The Irish Literary Revival (also called the Irish Literary Renaissance, nicknamed the Celtic Twilight) was a flowering of Irish literary talent in the late 19th and early 20th century.

Read more about Irish Literary Revival:  Forerunners, Developments, Fellow Travellers

Famous quotes containing the words irish, literary and/or revival:

    For every nineteenth-century middle-class family that protected its wife and child within the family circle, there was an Irish or a German girl scrubbing floors in that home, a Welsh boy mining coal to keep the home-baked goodies warm, a black girl doing the family laundry, a black mother and child picking cotton to be made into clothes for the family, and a Jewish or an Italian daughter in a sweatshop making “ladies” dresses or artificial flowers for the family to purchase.
    Stephanie Coontz (20th century)

    Plato—who may have understood better what forms the mind of man than do some of our contemporaries who want their children exposed only to “real” people and everyday events—knew what intellectual experience made for true humanity.

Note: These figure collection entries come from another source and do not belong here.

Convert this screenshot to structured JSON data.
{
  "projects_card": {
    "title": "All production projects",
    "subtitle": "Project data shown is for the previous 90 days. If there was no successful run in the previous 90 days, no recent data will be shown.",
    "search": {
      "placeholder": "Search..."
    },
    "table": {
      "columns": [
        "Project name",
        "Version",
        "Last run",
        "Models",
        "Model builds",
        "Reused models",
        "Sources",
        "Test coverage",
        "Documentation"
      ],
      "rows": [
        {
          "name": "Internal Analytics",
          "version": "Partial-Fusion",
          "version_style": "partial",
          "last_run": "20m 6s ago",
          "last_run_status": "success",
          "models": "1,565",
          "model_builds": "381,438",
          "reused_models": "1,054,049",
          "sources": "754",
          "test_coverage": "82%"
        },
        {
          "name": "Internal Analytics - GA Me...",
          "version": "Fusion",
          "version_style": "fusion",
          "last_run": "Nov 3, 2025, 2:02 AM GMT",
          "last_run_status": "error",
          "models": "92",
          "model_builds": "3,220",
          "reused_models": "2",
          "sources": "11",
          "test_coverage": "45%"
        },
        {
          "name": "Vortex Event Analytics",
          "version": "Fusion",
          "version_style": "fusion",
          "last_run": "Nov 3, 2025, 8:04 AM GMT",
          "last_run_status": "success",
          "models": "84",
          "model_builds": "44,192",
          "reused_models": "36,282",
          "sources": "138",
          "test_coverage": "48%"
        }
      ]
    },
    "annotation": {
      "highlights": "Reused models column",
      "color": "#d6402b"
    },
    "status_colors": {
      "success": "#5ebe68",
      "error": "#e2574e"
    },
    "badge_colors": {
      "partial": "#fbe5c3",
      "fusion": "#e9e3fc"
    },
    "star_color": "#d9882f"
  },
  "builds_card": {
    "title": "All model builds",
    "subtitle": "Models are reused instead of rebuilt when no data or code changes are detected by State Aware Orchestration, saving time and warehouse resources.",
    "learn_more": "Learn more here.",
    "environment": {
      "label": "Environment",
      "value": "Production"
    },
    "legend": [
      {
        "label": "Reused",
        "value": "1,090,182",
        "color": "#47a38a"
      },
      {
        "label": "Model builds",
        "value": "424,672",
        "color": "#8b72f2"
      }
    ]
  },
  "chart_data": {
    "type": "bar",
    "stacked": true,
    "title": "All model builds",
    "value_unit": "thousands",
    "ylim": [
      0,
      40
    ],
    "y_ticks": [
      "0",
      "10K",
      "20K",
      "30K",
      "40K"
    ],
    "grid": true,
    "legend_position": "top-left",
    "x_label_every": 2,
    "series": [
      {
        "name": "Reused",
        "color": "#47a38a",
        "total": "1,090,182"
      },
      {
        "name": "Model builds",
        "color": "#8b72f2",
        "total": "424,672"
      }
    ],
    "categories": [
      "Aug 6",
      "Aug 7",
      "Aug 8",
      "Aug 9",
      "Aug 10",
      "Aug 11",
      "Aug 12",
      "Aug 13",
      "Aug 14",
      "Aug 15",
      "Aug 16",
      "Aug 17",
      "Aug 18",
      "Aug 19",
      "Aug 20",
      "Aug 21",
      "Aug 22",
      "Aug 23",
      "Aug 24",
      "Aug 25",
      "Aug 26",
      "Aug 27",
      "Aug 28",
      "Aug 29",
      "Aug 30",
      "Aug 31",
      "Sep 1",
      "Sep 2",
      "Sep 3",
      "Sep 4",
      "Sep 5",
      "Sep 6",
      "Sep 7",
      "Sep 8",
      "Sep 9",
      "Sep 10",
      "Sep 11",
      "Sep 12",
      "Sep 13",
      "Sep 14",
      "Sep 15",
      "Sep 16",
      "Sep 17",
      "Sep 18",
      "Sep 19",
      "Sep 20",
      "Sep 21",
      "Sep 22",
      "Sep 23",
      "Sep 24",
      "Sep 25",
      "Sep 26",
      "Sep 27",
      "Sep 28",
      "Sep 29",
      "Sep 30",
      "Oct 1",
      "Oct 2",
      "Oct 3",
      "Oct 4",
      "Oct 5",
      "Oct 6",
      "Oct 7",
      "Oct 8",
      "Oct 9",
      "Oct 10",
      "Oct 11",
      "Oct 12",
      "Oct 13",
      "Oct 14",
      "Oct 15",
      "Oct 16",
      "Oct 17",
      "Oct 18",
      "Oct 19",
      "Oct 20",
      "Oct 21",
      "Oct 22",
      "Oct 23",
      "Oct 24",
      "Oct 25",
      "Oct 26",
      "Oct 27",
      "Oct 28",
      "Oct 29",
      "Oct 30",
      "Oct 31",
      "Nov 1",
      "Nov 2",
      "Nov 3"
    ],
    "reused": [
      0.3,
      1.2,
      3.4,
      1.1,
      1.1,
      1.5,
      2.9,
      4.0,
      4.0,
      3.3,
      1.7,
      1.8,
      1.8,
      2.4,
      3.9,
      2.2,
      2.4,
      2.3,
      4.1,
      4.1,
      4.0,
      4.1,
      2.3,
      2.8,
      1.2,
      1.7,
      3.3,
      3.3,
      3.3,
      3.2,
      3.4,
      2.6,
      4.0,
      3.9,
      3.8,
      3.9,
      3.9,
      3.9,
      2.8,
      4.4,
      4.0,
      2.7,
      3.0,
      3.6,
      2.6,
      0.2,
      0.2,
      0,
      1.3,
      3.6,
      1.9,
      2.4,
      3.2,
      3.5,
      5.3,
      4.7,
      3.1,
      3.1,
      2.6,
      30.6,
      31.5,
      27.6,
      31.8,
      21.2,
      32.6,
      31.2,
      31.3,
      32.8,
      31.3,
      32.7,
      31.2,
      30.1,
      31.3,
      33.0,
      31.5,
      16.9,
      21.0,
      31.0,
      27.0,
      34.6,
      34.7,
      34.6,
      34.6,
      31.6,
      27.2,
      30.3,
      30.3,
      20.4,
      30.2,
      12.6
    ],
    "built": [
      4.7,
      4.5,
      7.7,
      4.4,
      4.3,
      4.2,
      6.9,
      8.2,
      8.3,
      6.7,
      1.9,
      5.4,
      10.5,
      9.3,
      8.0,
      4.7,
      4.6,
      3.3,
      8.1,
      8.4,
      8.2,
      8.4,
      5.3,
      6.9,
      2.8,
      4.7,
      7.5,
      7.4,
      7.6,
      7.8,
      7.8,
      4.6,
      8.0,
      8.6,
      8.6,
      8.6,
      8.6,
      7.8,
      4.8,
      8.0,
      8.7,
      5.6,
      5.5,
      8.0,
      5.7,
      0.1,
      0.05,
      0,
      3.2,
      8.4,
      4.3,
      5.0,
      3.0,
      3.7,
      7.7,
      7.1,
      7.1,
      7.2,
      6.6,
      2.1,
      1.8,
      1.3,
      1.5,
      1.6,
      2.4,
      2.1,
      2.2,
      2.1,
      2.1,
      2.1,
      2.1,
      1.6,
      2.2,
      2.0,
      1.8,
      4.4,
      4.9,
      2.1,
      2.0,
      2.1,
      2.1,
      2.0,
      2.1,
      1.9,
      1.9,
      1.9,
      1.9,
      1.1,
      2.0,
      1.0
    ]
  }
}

He suggested that the future citizens of his ideal republic begin their literary education with the telling of myths, rather than with mere facts or so-called rational teachings.
    Bruno Bettelheim (20th century)

    I do not think a revival of business will be greatly postponed by [Samuel J.] Tilden’s election. Business prosperity does not, in my judgment, depend on government so much as men commonly think.